HYDE SQ.—An innovative program in Jamaica Plain is helping expose at-risk teens to the opportunities available to them in the health care field by giving them real experience and hands-on training. The program also addresses the national shortage of registered nurses and other health care workers.
The Health Career Ambassadors Program (H-CAP)—part of the Hyde Square Task Force (HSTF)—offers 35 young people ages 14 to 21 opportunities in the health care arena by providing job shadowing and technical and professional development training at four community health centers in JP, including Brookside Community Health Center, Dimock Community Health Center, Martha Eliot Community Health Center and Southern Jamaica Plain Health Center.
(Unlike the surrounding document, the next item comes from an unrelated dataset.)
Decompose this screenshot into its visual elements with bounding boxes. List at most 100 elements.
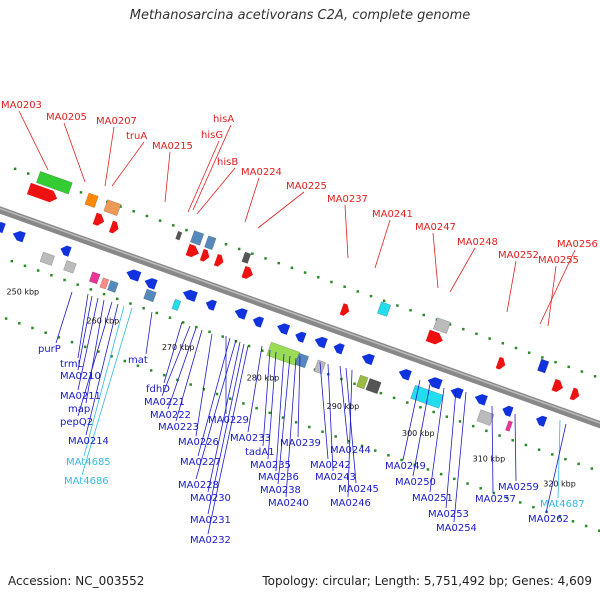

Students work at the health centers seven to eight hours a week.
For another two to three hours, they work on special projects, according to Yi Chin Chen, director of life-long learning and economic development at HSTF. Right now they are putting together a book about fitness for young people. Recently, a group was trained to do presentations to seniors at the Julia Martin House, Nate Smith House and 125 Amory Street about colon cancer. They are paid a stipend for their work.
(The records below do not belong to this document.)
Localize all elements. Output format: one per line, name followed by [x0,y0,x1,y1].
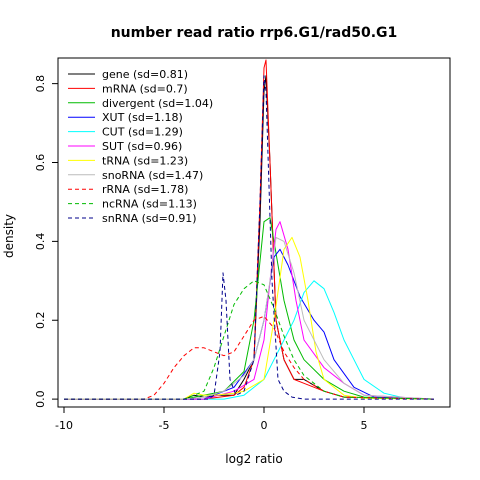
legend-label: snoRNA (sd=1.47) [102,169,203,182]
y-axis-label: density [2,214,16,258]
x-tick-label: -10 [55,419,73,432]
legend-label: divergent (sd=1.04) [102,97,213,110]
x-tick-label: -5 [159,419,170,432]
x-tick-label: 5 [361,419,368,432]
y-tick-label: 0.0 [34,390,47,408]
axis-ticks: -10 -5 0 5 0.0 0.2 0.4 0.6 0.8 [34,75,368,432]
legend-label: tRNA (sd=1.23) [102,154,188,167]
y-tick-label: 0.4 [34,233,47,251]
series-line-1 [64,59,435,400]
series-layer [64,59,435,400]
series-line-2 [64,217,435,400]
y-tick-label: 0.8 [34,75,47,93]
plot-frame [57,57,451,408]
legend: gene (sd=0.81)mRNA (sd=0.7) divergent (sd… [68,68,213,225]
legend-label: CUT (sd=1.29) [102,126,183,139]
legend-label: rRNA (sd=1.78) [102,183,188,196]
x-tick-label: 0 [261,419,268,432]
y-tick-label: 0.2 [34,311,47,329]
series-line-5 [64,221,435,400]
x-axis-label: log2 ratio [225,452,282,466]
series-line-6 [64,236,435,400]
chart-title: number read ratio rrp6.G1/rad50.G1 [111,25,398,41]
legend-label: XUT (sd=1.18) [102,111,183,124]
legend-label: SUT (sd=0.96) [102,140,182,153]
legend-label: snRNA (sd=0.91) [102,212,197,225]
series-line-7 [64,236,435,400]
legend-label: mRNA (sd=0.7) [102,82,188,95]
legend-label: gene (sd=0.81) [102,68,188,81]
legend-label: ncRNA (sd=1.13) [102,198,197,211]
series-line-4 [64,280,435,400]
series-line-8 [64,315,435,400]
series-line-9 [64,280,435,400]
y-tick-label: 0.6 [34,154,47,172]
“Kids walk away feeling a strong interest in a career,” Chen said in a recent interview. “Their new experiences change their perspective. They think about health issues.”
Deandre Reid, 19, works at Brookside Community Health Center assisting Mirta Montejo in the Women, Infants and Children (WIC) nutrition program. He does filing and sometimes helps nurses weigh and measure children. He said he is also excited about the fitness project, hoping to maybe work on a video for young people. The Bunker Hill Community College student said he feels he is getting “skills for the future” in the H-CAP program. “It shows me options,” he said.
Now in its third year, H-CAP is carrying out its youth training mission with help from a $20,000 grant from the Boston Scientific Foundation.
Focused on youth development, the Hyde Square Task Force, headquartered at 375 Centre St., oversees several programs and job opportunities for young people to get involved in—from mural painting at train stations to peer tutoring to peer dance instruction. These initiatives help young people develop professional and social skills, earn money and become more civic-minded.
The foundation was created to complement Boston Scientific’s core mission of improving lives through medical devices. The foundation’s primary focus is on addressing disparities in healthcare quality and access, and on the promotion of education. Health-related grants seek to improve the wellness of individuals with the greatest unmet needs, while education-related grants seek to improve educational opportunities and skill development for those at risk of not fulfilling their potential.